McManus Poker Book Makes NYT’s List of 2009 Notables

by , Dec 6, 2009 | 12:28 am

Check it out … the New York Times Book Review, as part of a holiday gift guide, have put out their 100 Notable Books of 2009 … and making the list is Cowboys Full: The Story of Poker by Jim McManus.

Of those 100, 55 are non-fiction. Cowboys Full sits between ‘A Country of Vast Designs: James K. Polk, the Mexican War, and the Conquest of the American Continent’ by Robert Merry, and ‘Dancing in the Dark: A Cultural History of the Great Depression’ by Morris Dickstein. Granted, the list is alphabetical, but still …

Take a look at the excerpt the NYT ran last month — titled “Pokertician“. Considering all the good recent press poker has gotten from the likes of the Times, the Wall Street Journal, the National Journal, NPR, et al, you can see how McManus’ book — and his or his publisher’s attached promotional efforts, of course — has done more in 2009 to spread contemporary poker ideology to America’s liberal elitist intellectual set than any press release from PokerStars ever could.

(No offense, Matt, just sayin’ …)

Of course the NYT’s review of McManus’ book is hedlined the (“The Cheating Game“) … so maybe that’s a reminder that despite efforts that may seem to legitimize poker pursuits, the game still will always be thought of as … similar to dieting and matrimony? If so, that might explain why this tome — currently ranked in the Top 500 on Amazon — has apparently struck a chord with at least a few people who aren’t otherwise thinking ’bout poker.

You really should buy Cowboys Full: The Story of Poker by Jim McManus. No one’s paying us to say that, but Pokerati will earn at least $0.14 if you do.

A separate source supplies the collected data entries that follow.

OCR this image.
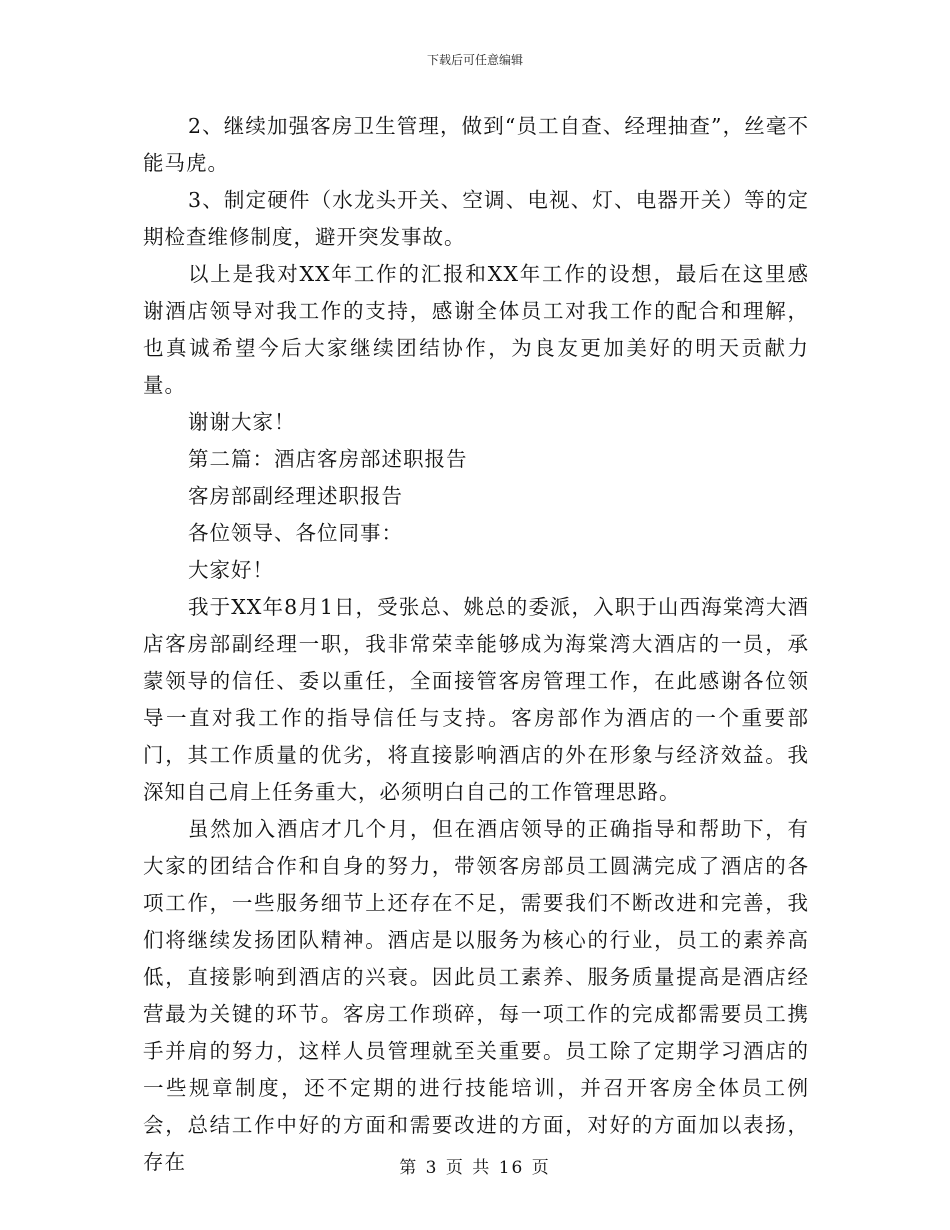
下载后可任意编辑

2、继续加强客房卫生管理，做到“员工自查、经理抽查”，丝毫不能马虎。

3、制定硬件（水龙头开关、空调、电视、灯、电器开关）等的定期检查维修制度，避开突发事故。

以上是我对XX年工作的汇报和XX年工作的设想，最后在这里感谢酒店领导对我工作的支持，感谢全体员工对我工作的配合和理解，也真诚希望今后大家继续团结协作，为良友更加美好的明天贡献力量。

谢谢大家！

第二篇：酒店客房部述职报告

客房部副经理述职报告

各位领导、各位同事：

大家好！

我于XX年8月1日，受张总、姚总的委派，入职于山西海棠湾大酒店客房部副经理一职，我非常荣幸能够成为海棠湾大酒店的一员，承蒙领导的信任、委以重任，全面接管客房管理工作，在此感谢各位领导一直对我工作的指导信任与支持。客房部作为酒店的一个重要部门，其工作质量的优劣，将直接影响酒店的外在形象与经济效益。我深知自己肩上任务重大，必须明白自己的工作管理思路。

虽然加入酒店才几个月，但在酒店领导的正确指导和帮助下，有大家的团结合作和自身的努力，带领客房部员工圆满完成了酒店的各项工作，一些服务细节上还存在不足，需要我们不断改进和完善，我们将继续发扬团队精神。酒店是以服务为核心的行业，员工的素养高低，直接影响到酒店的兴衰。因此员工素养、服务质量提高是酒店经营最为关键的环节。客房工作琐碎，每一项工作的完成都需要员工携手并肩的努力，这样人员管理就至关重要。员工除了定期学习酒店的一些规章制度，还不定期的进行技能培训，并召开客房全体员工例会，总结工作中好的方面和需要改进的方面，对好的方面加以表扬，存在	第 3 页 共 16 页
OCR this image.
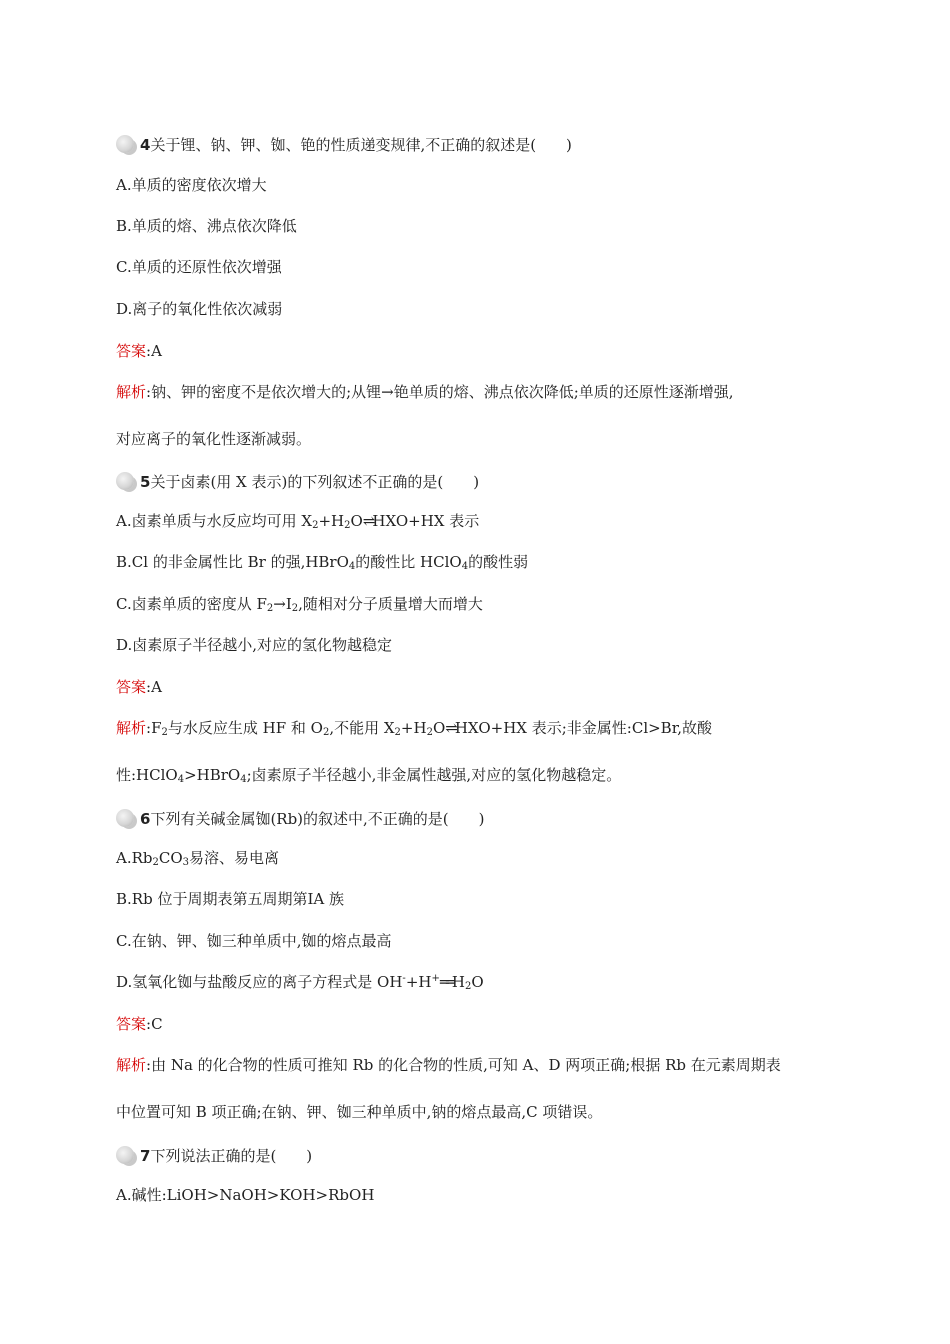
4关于锂、钠、钾、铷、铯的性质递变规律,不正确的叙述是(　　)
A.单质的密度依次增大
B.单质的熔、沸点依次降低
C.单质的还原性依次增强
D.离子的氧化性依次减弱
答案:A
解析:钠、钾的密度不是依次增大的;从锂→铯单质的熔、沸点依次降低;单质的还原性逐渐增强,
对应离子的氧化性逐渐减弱。
5关于卤素(用 X 表示)的下列叙述不正确的是(　　)
A.卤素单质与水反应均可用 $X_2+H_2O\rightleftharpoons HXO+HX$ 表示
B.Cl 的非金属性比 Br 的强,HBrO$_4$的酸性比 HClO$_4$的酸性弱
C.卤素单质的密度从 $F_2\to I_2$,随相对分子质量增大而增大
D.卤素原子半径越小,对应的氢化物越稳定
答案:A
解析$:F_2$与水反应生成 HF 和 $O_2$,不能用 $X_2+H_2O\rightleftharpoons HXO+HX$ 表示;非金属性:Cl>Br,故酸
性:HClO$_4$>HBrO$_4$;卤素原子半径越小,非金属性越强,对应的氢化物越稳定。
6下列有关碱金属铷(Rb)的叙述中,不正确的是(　　)
$A.Rb_2CO_3$易溶、易电离
B.Rb 位于周期表第五周期第ⅠA 族
C.在钠、钾、铷三种单质中,铷的熔点最高
D.氢氧化铷与盐酸反应的离子方程式是 $OH^-+H^+══H_2O$
答案:C
解析:由 Na 的化合物的性质可推知 Rb 的化合物的性质,可知 A、D 两项正确;根据 Rb 在元素周期表
中位置可知 B 项正确;在钠、钾、铷三种单质中,钠的熔点最高,C 项错误。
7下列说法正确的是(　　)
A.碱性:LiOH>NaOH>KOH>RbOH
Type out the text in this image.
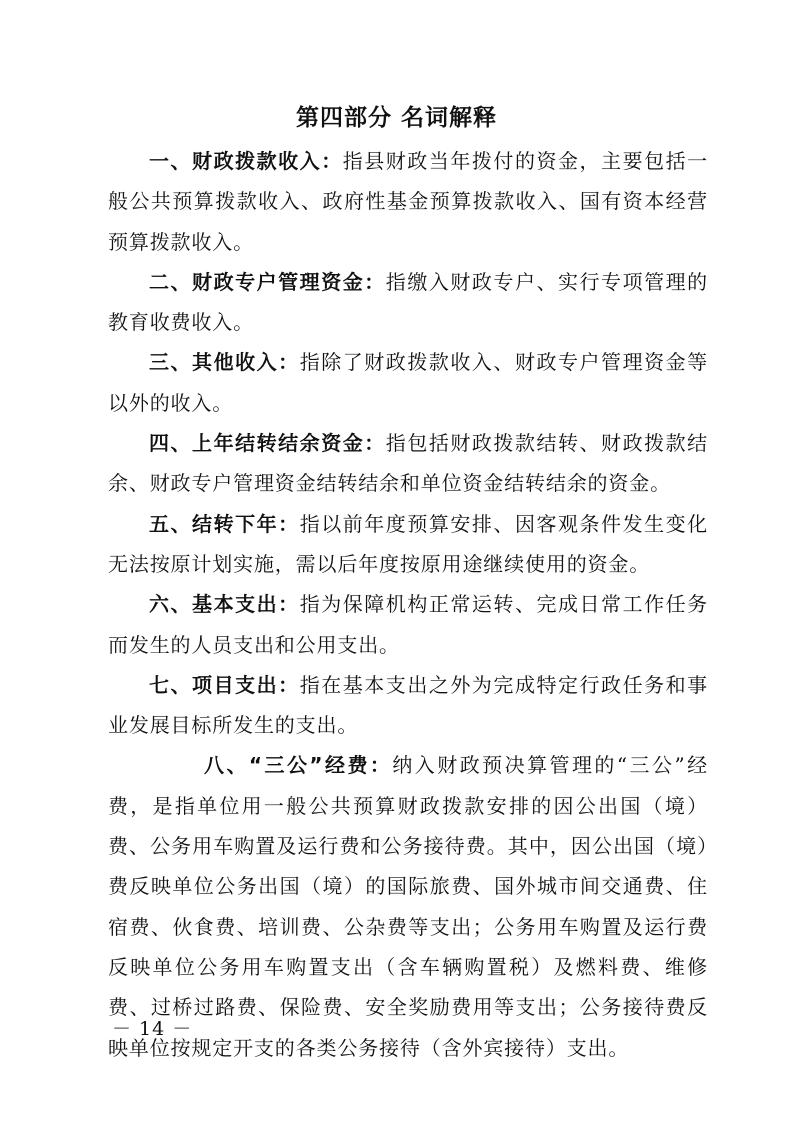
第四部分 名词解释

一、财政拨款收入：指县财政当年拨付的资金，主要包括一般公共预算拨款收入、政府性基金预算拨款收入、国有资本经营预算拨款收入。

二、财政专户管理资金：指缴入财政专户、实行专项管理的教育收费收入。

三、其他收入：指除了财政拨款收入、财政专户管理资金等以外的收入。

四、上年结转结余资金：指包括财政拨款结转、财政拨款结余、财政专户管理资金结转结余和单位资金结转结余的资金。

五、结转下年：指以前年度预算安排、因客观条件发生变化无法按原计划实施，需以后年度按原用途继续使用的资金。

六、基本支出：指为保障机构正常运转、完成日常工作任务而发生的人员支出和公用支出。

七、项目支出：指在基本支出之外为完成特定行政任务和事业发展目标所发生的支出。

八、“三公”经费：纳入财政预决算管理的“三公”经费，是指单位用一般公共预算财政拨款安排的因公出国（境）费、公务用车购置及运行费和公务接待费。其中，因公出国（境）费反映单位公务出国（境）的国际旅费、国外城市间交通费、住宿费、伙食费、培训费、公杂费等支出；公务用车购置及运行费反映单位公务用车购置支出（含车辆购置税）及燃料费、维修费、过桥过路费、保险费、安全奖励费用等支出；公务接待费反映单位按规定开支的各类公务接待（含外宾接待）支出。

－ 14 －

3 Comments to “McManus Poker Book Makes NYT’s List of 2009 Notables”

  1. Gabe

    And the illustration is by if you are more into pictures than reading.. like me.

  2. DanM

    Thanks for passing on the photo credit, gabe. I ganked the image off of McManus’ facebook page. In general I believe in and support copyright, but this post challenged me on that. Obviously I decided to test the letter of the law instead of honoring its spirit by reprinting the whole article here, but hey … tough call, and in the end, Pokerati readers come first.

  3. DanM

    oops, i’m confusing this post about jim with my ethically questionable post below that included the National Journal article that Jim’s work inspired.